Of late I've been reading a good deal about World War I and the years just before and after. Elizabeth Speller's The Return of Captain John Emmett fits into the post-war period very neatly. As far as I can determine no recent novel that takes place in the 1920s and so much as mentions the war fails to deal with the issue of post-traumatic stress disorder, which was called battle fatigue after World War II and shell shock after World War I when it was first labeled and identified as a wide-spread phenomenon.
Relying heavily on this theme, Speller's book is not a golden age-imitating cozy. In fact, the cover should tell you that there will be some heavy angst within, with a silhouette of John Emmett (or perhaps it's someone else?) looking very like the famous painting, Wanderer above the Sea of Fog by Caspar David Friedrich.
The story starts out very simply. Captain Emmett's sister, Mary, writes to Laurence Bartram, a school friend of her brother, asking him to look into the suicide of her brother. Did he really kill himself? Was it an accident? Could he possibly have been murdered?

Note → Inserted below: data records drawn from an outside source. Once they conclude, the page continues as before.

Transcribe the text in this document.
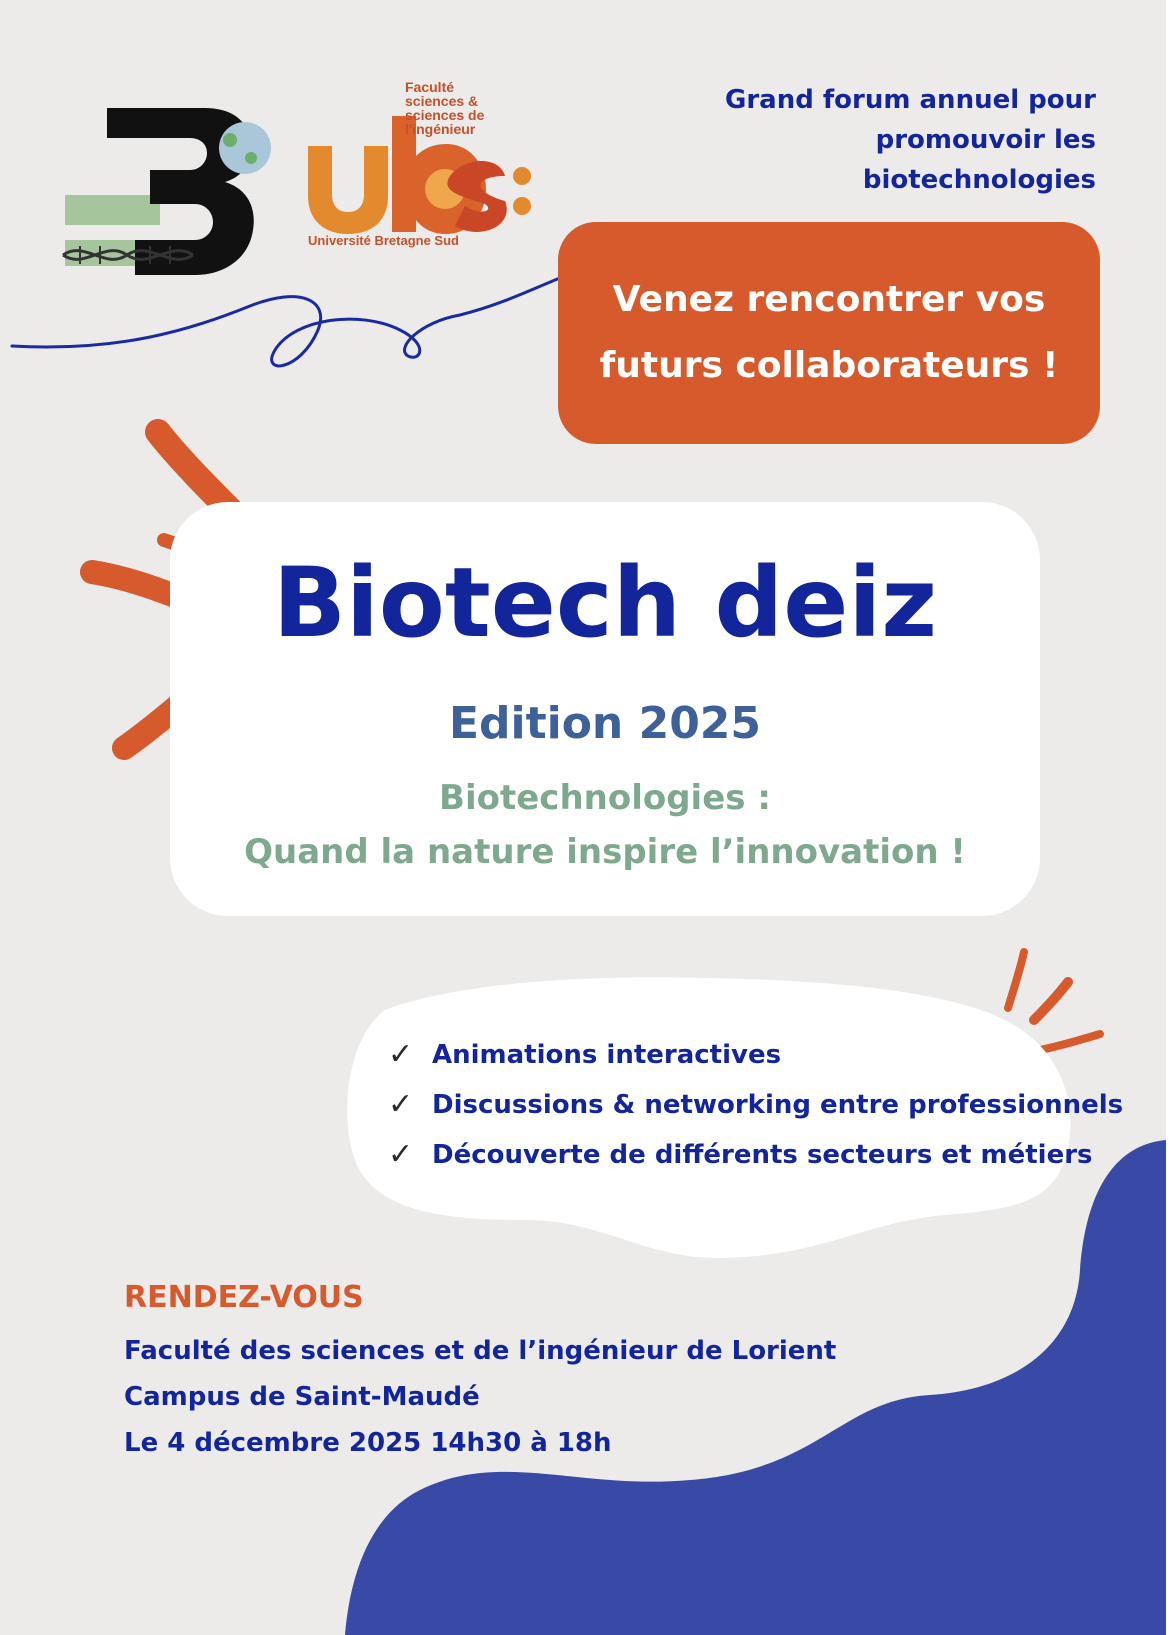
Faculté
sciences &
sciences de
l'ingénieur
Université Bretagne Sud
Grand forum annuel pour
promouvoir les biotechnologies
Venez rencontrer vos
futurs collaborateurs !
Biotech deiz
Edition 2025
Biotechnologies :
Quand la nature inspire l’innovation !
✓ Animations interactives
✓ Discussions & networking entre professionnels
✓ Découverte de différents secteurs et métiers
RENDEZ-VOUS
Faculté des sciences et de l’ingénieur de Lorient
Campus de Saint-Maudé
Le 4 décembre 2025 14h30 à 18h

The reluctant Bartram hardly knows where to begin, but as Captain Emmett had been admitted to a home for veterans with mental problems and his mood had improved greatly while there, suicide seems unlikely. With his friend, Charles Carfax, a clubman with connections to half of London, Bartram begins to look for recent acquaintances, which means mostly fellow-officers he served with in the war. What they find is surprising and disturbing.
I have been avoiding books with a dark theme lately and although it was clear early on (that cover!) that this wasn't going to be a happy story I couldn't stop reading. All readers recognize that talent in an author to keep you turning the pages even though the book has very little threatening suspense or fast-moving action.Ths first-rate mystery has that quality as well as thoughtful characterizations and lots of 1920s atmosphere.